Шрифт:
Интервал:
Закладка:
– Скоро все закончится. Я тебе обещаю.
Все или не все, но приемные часы точно подходили к концу – Камилла еще раз обняла Веру и, сказав, что приедет снова послезавтра, ушла. Клетка открылась и закрылась, снова лязгнув тяжелым замком.
4
Одна из соседок Веры заметила, что у нее в руках оказался телефон, и попросила позвонить… До отбоя Вера своей трубку так и не видела, но ей было не до того – горечь сжимала горло: женщина звонила мужу, плакала и повторяла «Скоро выйду, любимый, любимый!». Совсем как заключенная. «Сидела» в токсикологии уже почти месяц, и это был не первый раз – рецидивы с наркотиками, по ее рассказам, повторялись часто.
Вера услышала истории и других соседок. У одной из женщин, молодой, симпатичной и полнотелой, была маленькая дочь – о ней заботилась ее бабушка. Нина воскликнула: «Какой методон, у тебя ведь ребенок! Она же тебя любит!» Женщина расплакалась в ответ и сказала, что ошиблась и это было в последний раз.
Напротив – совсем юная девушка с огромными глазами, пухлыми губами и длинными черными волосами. Очень красивая. Они с Верой были примерно одного возраста и примерно с одной историей – та перебрала с таблетками, поругавшись со своим парнем. Днем он приезжал к ней, привез телефон и кучу сладостей, они молча сидели обнявшись почти весь час.
Светловолосая Нина, ей было около сорока пяти, тоже оказалась жертвой неудавшегося самоубийства, да и причина – та же. «Ничего мне уже не нужно от жизни. Не могу без него».
5
Вечер тянулся и тянулся, Вера читала привезенного ей Водолазкина. Часам к девяти доставили в палату еще одну пациентку.
Лица на ней будто бы не было. Голая, прикрытая простыней. Ножевое в груди. Худая, бледная, как скелет. Говорить тоже не могла, как и есть, пить, ходить в туалет. Ее привезли на кушетке, установили спинку почти на девяносто градусов, поставили капельницу и ушли. Когда принесли ужин (его Вера в очередной раз есть отказалась), молодая медсестра попыталась ее покормить, но успешным это предприятие назвать нельзя было от слова совсем. Обычно миски после пышных трапез забирали, но всей палатой дамы попросили тарелку новоприбывшей оставить, вдруг захочет есть.

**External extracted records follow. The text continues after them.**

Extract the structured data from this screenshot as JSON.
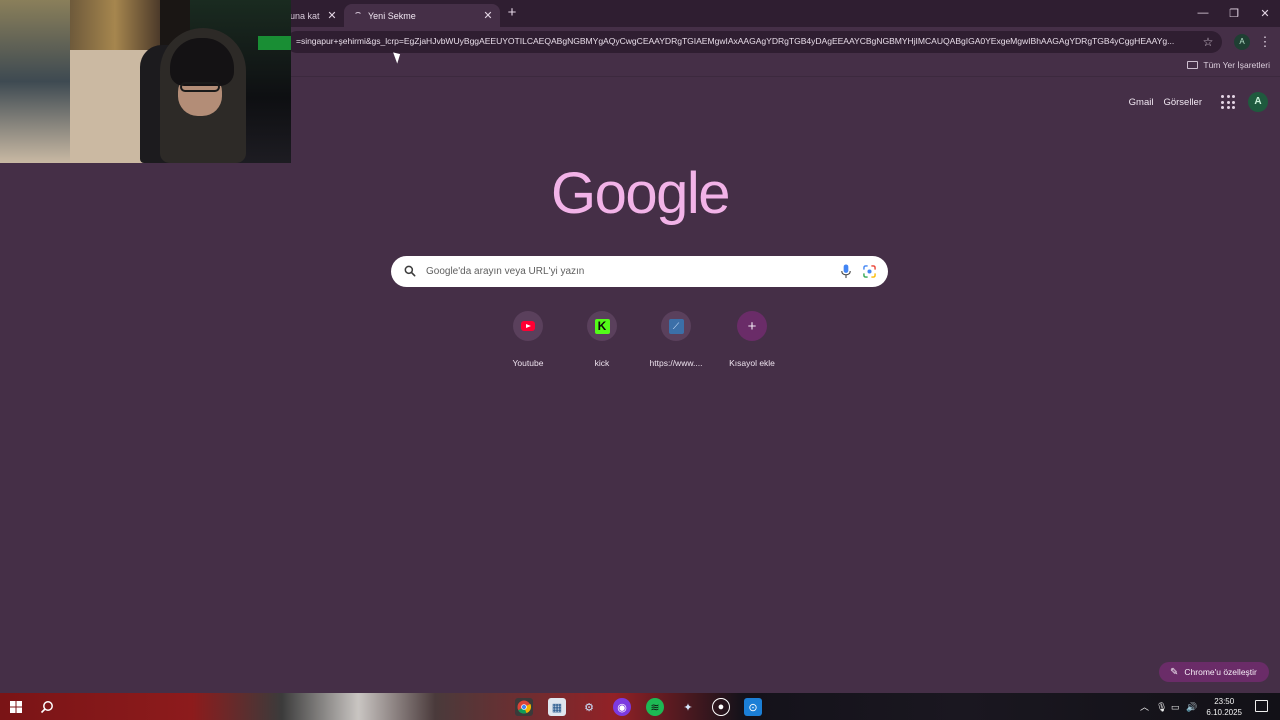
{
  "browser": {
    "tabs": [
      {
        "title": "una kat",
        "active": false
      },
      {
        "title": "Yeni Sekme",
        "active": true
      }
    ],
    "new_tab_label": "+",
    "url": "=singapur+şehirmi&gs_lcrp=EgZjaHJvbWUyBggAEEUYOTILCAEQABgNGBMYgAQyCwgCEAAYDRgTGIAEMgwIAxAAGAgYDRgTGB4yDAgEEAAYCBgNGBMYHjIMCAUQABgIGA0YExgeMgwIBhAAGAgYDRgTGB4yCggHEAAYg...",
    "bookmarks_all_label": "Tüm Yer İşaretleri",
    "profile_initial": "A"
  },
  "ntp": {
    "links": {
      "gmail": "Gmail",
      "images": "Görseller"
    },
    "avatar_initial": "A",
    "logo_text": "Google",
    "search_placeholder": "Google'da arayın veya URL'yi yazın",
    "shortcuts": [
      {
        "label": "Youtube",
        "icon": "youtube-icon"
      },
      {
        "label": "kick",
        "icon": "kick-icon",
        "glyph": "K"
      },
      {
        "label": "https://www....",
        "icon": "site-icon",
        "glyph": "⟋"
      },
      {
        "label": "Kısayol ekle",
        "icon": "plus-icon",
        "glyph": "+"
      }
    ],
    "customize_label": "Chrome'u özelleştir"
  },
  "taskbar": {
    "time": "23:50",
    "date": "6.10.2025"
  },
  "colors": {
    "background": "#452f47",
    "tab_strip": "#2f1e31",
    "logo": "#f2b3e8",
    "accent": "#6a2c68"
  }
}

Позже, уже ближе к ночи, «ножевая» начала мычать и дергать рукой в сторону своего ужина. Вера подошла к ней и принялась кормить. Та с аппетитом поела, а потом попросила воды. Женщина сильно съехала вниз, словно мешок с водой – было очевидно, что в таком положении ей откровенно было больно. Вера осторожно покрутила болты и опустила кушетку. Вскоре женщина уснула. Все уснули. Вера одна не могла и не хотела спать.
Подошла к окну и смотрела в темно-синюю темноту. Столько боли вокруг – и нет боли чужой. Она пронзает все ее существо, как своя собственная. Как хочется кричать, как хочется защитить их всех от грязи, мужей-наркоманов, от прошлого, от самих себя… Ночь прошла спокойно. Вера почти не спала, пыталась читать в тусклом свете, льющемся из коридора, но снова и снова ловила себя на том, что перечитывает строку за строкой по десятку раз.
В течение следующего дня все занимались своими делами. Одна из дам достала припрятанную косметику, прочие леди слетелись к ней. Красились как попало: та, которая вчера висела на Верином телефоне, ярко-ярко накрасила губы – улыбалась в зеркало и говорила, что скоро увидится с мужем. Вера вместе с Ниной ухаживали за женщиной с ножевым: поправляли койку, простынь, отирали от пота лицо и давали воды.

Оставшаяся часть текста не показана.